Migrate Windows Failover Clusters Between Domains

There are numerous tools that can be used for migrating servers between domains but what happens when you have invested in Windows Failover Clusters? If you’re right up to date with Windows Server then Microsoft can now help you out with a new domain migration process at https://docs.microsoft.com/en-us/windows-server/failover-clustering/cluster-domain-migration. This will likely help a couple of people but for everyone else you’re left with the options to either first upgrade to Windows Server 2019, or to do it the manual way.

In Microsoft’s words the manual way “involves destroying the cluster and rebuilding it in the new domain.”
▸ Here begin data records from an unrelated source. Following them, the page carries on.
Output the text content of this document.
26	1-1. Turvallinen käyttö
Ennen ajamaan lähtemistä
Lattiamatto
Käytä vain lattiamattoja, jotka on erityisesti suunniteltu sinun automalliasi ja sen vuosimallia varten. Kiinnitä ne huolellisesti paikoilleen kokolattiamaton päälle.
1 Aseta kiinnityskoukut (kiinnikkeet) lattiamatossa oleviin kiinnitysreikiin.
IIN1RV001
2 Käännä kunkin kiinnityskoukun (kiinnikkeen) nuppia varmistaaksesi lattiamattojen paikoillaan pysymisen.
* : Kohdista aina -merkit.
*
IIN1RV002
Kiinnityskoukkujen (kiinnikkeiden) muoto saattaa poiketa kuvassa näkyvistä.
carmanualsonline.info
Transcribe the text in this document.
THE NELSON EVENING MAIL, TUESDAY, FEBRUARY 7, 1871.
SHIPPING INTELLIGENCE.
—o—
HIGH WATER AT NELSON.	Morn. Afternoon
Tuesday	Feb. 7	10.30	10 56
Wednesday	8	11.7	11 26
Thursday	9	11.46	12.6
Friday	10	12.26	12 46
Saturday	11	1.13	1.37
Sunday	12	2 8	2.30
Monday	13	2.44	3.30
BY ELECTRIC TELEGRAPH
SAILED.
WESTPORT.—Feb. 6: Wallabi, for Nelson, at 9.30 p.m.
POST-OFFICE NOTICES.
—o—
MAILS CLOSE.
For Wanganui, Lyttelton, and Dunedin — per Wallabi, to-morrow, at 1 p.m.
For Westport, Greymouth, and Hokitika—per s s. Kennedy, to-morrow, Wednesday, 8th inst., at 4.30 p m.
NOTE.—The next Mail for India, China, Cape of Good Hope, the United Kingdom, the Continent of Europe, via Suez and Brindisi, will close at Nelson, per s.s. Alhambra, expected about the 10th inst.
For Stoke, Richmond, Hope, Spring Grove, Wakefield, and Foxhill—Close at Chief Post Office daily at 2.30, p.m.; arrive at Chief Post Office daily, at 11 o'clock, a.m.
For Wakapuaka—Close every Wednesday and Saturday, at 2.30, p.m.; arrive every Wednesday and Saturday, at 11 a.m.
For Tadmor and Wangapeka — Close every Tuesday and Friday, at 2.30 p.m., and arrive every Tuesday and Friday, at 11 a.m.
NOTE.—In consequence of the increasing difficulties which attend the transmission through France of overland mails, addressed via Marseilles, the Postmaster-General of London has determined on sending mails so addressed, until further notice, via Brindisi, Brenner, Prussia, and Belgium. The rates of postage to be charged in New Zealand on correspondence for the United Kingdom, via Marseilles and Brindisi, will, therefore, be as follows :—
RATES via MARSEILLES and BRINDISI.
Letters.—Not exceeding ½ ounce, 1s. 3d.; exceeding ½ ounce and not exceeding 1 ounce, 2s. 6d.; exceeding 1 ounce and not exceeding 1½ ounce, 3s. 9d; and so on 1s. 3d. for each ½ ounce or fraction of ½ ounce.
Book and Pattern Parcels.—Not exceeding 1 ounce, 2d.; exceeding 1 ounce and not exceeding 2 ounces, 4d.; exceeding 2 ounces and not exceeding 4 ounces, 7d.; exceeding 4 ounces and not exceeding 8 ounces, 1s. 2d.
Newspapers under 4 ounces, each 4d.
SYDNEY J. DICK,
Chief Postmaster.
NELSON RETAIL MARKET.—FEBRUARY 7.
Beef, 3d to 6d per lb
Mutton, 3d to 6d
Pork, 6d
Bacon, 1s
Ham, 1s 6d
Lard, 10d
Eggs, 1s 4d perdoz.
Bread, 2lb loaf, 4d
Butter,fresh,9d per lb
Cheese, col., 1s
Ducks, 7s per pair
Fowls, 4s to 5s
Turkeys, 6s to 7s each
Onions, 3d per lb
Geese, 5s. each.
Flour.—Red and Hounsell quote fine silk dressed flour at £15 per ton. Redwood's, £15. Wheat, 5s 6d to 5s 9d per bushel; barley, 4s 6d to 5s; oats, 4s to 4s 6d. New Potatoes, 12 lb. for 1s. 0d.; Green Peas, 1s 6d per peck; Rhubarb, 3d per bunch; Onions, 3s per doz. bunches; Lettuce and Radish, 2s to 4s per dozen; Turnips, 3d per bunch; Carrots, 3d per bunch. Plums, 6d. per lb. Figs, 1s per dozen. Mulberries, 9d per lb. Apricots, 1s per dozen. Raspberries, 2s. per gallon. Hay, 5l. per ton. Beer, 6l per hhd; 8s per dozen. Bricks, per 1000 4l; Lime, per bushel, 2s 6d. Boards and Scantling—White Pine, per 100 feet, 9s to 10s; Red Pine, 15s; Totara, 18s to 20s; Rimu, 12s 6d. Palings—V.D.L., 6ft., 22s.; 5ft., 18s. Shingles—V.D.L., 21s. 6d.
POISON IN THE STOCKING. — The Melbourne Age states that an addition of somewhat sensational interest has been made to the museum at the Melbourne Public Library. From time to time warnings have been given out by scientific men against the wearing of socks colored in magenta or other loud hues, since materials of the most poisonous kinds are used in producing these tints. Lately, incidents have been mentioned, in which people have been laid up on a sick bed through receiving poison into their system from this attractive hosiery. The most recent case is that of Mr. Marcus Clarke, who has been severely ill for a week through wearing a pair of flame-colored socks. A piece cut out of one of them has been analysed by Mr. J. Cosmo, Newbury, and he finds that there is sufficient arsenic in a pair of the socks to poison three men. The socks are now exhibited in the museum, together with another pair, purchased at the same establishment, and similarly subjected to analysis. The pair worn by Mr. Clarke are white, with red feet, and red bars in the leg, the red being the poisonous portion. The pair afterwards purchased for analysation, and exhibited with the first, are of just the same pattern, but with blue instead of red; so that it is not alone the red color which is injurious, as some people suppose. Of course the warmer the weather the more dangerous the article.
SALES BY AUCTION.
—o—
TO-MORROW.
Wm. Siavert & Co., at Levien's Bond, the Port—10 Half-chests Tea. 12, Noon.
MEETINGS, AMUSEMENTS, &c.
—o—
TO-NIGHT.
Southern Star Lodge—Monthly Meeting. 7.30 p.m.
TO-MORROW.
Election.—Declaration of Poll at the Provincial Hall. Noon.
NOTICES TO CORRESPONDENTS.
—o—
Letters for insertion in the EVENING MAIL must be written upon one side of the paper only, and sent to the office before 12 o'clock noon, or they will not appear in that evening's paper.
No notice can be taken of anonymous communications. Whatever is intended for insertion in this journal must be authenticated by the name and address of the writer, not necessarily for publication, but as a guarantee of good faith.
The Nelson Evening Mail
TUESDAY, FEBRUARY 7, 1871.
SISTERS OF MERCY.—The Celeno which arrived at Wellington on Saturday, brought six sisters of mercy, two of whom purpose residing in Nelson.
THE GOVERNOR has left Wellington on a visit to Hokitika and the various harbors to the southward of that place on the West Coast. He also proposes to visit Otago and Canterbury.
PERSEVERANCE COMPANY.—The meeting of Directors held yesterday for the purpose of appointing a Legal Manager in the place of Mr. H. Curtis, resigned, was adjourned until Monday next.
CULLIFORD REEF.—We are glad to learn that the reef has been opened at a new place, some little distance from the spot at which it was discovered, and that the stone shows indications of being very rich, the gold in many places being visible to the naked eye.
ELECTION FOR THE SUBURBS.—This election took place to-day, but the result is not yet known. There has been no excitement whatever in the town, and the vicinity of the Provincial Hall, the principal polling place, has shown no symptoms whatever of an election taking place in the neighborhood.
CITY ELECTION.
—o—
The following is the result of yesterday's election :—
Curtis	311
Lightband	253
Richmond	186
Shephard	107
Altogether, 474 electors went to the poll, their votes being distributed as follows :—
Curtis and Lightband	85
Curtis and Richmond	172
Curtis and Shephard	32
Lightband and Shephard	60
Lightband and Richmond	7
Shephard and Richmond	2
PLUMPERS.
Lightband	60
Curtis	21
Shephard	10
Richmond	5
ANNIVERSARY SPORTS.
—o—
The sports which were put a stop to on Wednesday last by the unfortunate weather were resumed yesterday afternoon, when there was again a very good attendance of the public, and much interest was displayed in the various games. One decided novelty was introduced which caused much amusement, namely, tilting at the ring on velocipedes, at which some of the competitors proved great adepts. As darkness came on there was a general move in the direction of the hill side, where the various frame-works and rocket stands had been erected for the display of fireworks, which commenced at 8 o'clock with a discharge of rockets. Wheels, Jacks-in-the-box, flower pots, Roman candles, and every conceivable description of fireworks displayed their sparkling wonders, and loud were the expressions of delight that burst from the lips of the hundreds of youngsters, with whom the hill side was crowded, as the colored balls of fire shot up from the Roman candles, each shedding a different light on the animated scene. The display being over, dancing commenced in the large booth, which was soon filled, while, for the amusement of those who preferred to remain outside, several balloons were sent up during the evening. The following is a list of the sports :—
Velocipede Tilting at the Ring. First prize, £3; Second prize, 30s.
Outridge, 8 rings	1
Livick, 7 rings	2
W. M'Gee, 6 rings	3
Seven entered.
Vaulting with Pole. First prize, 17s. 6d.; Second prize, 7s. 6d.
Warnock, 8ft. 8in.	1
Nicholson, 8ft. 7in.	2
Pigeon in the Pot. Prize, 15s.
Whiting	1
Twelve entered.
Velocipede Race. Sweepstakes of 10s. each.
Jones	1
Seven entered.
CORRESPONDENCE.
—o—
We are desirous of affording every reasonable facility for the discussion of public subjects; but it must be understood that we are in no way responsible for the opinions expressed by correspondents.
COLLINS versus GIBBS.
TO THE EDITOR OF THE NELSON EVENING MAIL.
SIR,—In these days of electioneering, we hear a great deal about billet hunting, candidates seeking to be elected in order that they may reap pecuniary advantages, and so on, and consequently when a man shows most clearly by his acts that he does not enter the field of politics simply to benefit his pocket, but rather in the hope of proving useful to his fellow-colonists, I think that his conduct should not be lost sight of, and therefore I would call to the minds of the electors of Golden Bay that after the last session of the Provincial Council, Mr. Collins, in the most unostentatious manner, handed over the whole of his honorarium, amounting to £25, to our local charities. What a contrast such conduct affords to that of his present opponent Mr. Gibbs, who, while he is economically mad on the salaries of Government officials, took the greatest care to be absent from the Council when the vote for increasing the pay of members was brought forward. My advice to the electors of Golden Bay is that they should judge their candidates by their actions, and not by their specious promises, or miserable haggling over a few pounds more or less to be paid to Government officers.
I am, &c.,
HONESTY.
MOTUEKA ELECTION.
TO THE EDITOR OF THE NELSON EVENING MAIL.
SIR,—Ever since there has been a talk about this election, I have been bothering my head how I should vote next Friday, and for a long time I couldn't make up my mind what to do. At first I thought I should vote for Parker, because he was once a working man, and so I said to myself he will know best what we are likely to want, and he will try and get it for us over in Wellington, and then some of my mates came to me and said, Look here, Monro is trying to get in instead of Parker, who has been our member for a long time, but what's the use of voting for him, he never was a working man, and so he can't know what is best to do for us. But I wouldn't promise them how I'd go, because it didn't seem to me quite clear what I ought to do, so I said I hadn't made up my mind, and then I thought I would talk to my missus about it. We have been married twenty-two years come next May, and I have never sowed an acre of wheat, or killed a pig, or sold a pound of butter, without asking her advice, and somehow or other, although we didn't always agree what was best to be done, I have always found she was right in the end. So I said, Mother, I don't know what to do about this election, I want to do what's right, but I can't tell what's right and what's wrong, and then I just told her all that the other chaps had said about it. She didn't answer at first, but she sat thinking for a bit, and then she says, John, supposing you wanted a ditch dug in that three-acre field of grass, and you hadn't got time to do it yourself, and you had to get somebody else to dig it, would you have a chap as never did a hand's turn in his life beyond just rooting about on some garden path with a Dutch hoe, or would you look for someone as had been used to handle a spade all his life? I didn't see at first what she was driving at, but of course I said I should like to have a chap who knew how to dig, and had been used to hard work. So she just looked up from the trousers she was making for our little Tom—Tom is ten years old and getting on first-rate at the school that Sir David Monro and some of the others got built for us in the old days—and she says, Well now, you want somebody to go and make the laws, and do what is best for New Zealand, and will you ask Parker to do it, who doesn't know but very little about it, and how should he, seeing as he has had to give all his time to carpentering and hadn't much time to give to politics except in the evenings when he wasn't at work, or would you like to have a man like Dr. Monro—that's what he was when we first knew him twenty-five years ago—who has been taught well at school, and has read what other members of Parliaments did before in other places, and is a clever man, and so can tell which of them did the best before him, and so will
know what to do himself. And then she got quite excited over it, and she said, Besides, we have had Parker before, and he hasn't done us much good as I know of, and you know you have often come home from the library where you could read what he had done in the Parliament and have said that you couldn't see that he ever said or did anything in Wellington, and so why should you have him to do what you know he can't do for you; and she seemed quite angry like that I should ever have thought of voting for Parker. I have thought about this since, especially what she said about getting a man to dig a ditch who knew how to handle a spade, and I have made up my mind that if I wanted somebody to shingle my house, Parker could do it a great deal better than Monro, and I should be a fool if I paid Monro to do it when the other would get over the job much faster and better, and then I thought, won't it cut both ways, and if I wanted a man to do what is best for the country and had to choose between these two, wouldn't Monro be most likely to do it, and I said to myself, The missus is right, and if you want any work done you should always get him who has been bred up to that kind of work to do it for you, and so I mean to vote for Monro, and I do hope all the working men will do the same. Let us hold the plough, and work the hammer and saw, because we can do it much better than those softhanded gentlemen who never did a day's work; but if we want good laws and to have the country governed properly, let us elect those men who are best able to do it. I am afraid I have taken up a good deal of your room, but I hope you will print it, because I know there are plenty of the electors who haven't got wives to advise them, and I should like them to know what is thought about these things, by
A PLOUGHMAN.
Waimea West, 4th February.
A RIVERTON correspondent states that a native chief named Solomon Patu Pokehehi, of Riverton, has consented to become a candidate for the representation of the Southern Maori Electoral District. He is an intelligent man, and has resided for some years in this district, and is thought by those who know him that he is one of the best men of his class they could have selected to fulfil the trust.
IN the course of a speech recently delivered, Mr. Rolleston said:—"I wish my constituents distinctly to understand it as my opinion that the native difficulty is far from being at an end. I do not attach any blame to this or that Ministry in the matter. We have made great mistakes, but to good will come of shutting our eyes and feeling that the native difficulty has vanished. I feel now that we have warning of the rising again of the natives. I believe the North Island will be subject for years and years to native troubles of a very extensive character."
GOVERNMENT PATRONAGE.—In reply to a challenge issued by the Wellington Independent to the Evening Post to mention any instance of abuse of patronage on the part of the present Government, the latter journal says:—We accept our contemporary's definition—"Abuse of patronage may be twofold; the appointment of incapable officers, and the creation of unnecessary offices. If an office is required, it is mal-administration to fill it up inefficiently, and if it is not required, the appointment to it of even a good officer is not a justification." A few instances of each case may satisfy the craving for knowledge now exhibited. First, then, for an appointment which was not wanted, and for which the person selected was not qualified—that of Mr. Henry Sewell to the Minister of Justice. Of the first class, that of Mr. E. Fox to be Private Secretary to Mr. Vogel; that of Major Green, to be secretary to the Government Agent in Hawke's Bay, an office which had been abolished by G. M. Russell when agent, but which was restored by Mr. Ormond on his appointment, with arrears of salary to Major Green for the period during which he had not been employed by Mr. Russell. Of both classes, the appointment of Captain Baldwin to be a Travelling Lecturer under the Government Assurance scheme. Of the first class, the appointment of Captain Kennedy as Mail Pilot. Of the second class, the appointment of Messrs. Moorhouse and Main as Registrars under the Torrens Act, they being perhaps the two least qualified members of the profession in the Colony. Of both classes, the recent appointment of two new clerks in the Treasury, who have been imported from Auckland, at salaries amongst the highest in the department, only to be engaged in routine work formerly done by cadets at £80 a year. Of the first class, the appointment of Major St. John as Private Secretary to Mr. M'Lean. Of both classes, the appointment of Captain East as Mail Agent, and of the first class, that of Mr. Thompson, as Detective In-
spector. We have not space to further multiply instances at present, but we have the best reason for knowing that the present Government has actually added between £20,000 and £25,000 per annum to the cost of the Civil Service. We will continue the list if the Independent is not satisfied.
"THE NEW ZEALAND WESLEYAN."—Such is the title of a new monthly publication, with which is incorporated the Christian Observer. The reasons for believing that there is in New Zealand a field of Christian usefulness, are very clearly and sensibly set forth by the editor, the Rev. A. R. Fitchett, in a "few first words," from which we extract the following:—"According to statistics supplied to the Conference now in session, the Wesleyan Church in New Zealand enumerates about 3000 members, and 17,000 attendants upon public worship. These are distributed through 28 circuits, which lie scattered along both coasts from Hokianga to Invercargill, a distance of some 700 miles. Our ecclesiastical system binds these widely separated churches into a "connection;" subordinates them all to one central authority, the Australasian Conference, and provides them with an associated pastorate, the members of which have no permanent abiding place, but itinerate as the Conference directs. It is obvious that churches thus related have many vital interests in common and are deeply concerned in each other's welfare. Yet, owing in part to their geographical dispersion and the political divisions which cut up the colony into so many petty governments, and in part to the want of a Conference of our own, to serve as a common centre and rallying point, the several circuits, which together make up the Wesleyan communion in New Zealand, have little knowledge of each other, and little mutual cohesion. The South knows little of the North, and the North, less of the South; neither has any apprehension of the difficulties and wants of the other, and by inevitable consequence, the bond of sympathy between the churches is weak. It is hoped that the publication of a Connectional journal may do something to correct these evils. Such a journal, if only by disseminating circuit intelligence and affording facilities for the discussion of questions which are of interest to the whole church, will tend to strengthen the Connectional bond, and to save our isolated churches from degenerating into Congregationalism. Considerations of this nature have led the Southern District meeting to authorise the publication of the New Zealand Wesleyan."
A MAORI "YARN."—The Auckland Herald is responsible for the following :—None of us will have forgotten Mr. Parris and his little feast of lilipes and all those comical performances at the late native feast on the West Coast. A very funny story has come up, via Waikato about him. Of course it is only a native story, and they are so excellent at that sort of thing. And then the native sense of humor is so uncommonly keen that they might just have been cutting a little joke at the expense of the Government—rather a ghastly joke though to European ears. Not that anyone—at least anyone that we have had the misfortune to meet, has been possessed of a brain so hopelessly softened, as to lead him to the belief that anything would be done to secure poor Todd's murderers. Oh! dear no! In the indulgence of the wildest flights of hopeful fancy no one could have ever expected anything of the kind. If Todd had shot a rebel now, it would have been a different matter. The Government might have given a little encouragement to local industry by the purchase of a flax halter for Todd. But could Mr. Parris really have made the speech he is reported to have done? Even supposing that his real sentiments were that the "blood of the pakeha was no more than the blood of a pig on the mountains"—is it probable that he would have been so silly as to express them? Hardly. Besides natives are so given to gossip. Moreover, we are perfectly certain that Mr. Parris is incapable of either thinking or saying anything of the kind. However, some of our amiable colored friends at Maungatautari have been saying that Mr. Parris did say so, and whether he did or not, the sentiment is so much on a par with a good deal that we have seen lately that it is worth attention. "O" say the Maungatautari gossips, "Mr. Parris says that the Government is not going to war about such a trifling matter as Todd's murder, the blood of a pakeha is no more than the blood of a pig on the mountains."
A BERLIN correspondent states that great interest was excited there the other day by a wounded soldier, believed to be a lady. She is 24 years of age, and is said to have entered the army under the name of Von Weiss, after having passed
OK so that’s not as bad as it sounds at first. As long as you have a process and make sure you document a few things it should go reasonably simply.

The not so bad process

The migration process involves shutting down all cluster processes and removing them from the cluster. This will then allow the cluster to be destroyed. Once you’re at that point you can migrate the individual servers to the new domain. Finally you re-create the cluster in the new domain and set up all resources again.

This might sound onerous, and it may be depending on the type of Windows Failover Cluster that you have, but some workloads are easier than others. For instance if you’re running a Hyper-V cluster then you can easily remove all VMs so that they are no longer clustered. If on the other hand this is a SQL cluster, well that’s a little more difficult. But let’s look at the example of a Hyper-V cluster to see how this process will be achieved.

Now Failover Clusters are a real special snowflake with no two being alike so first you will need to sit down and get to know your particular version.

You will also need to think about other features such as is it managed by VMM? What types of storage do you have? What type of Quorum do you have? What features are you using? Start by documenting it all if you don’t already have this.

Minimum Windows Failover Cluster Documentation

As a cheat sheet this is the minimum information that you will need to migrate a Windows Failover Cluster between Domains.

  • Cluster Name

  • Cluster IP

  • Cluster Quorum Type

  • Cluster Networks (Include name and IP ranges)

  • Cluster Quorum Disk/Location

  • List all Cluster Disks (Include Name, Disk number, disk letter or mount point)
  • Of particular note be very aware of the cluster disk mount location. This is something that is easy to forget about but is hard to discover after the fact. If you get this wrong then the new cluster won’t be able to find the VM information or components leading to a Off-Critical state.

    Migration Time!!

    Once you have this all documented you can move on to the actual migration. Below are the minimum steps that will need to be performed:

    1) Disable the computer account of the cluster in the destination domain if it exists
    2) Stop and delete any cluster specific services (Replication Brokers etc)
    3) Shut down all VMs
    4) Set VM startup to manual
    5) Remove all VMs. Check that they are located on a single node (This is removing the VMs from the cluster and not deleting the actual VMs)
    6) Move all disks to a single node
    7) Evict one node from the cluster
    8) Remove all CSV disks
    9) Destroy the cluster
    10) Change DNS on all cluster nodes to use the new domain’s DCs
    11) Change the domain membership of all cluster nodes
    12) Create new cluster on one node
    13) Run the cluster validation
    14) Insert old cluster name and IP address
    15) Add Quorum Disk and configure quorum settings
    16) Add additional disks in the correct order so that the CSV volume names are correct. Correct manually if required.
    17) Check that Hyper-V machines are now Off and not off-critical
    18) Create the Quorum disk for the cluster
    19) Add the subsequent nodes to the cluster making sure to run the cluster validation again
    20) Test moving the cluster name between nodes
    21) Test moving all disks between nodes
    22) Import VMs
    23) Start VMs
    24) Configure Auto-start for VMs
    25) Test moving VMs between nodes

    In practice I’ve scheduled a total cluster outage of two hours for this type of migration but remember that your special snowflake may require more time.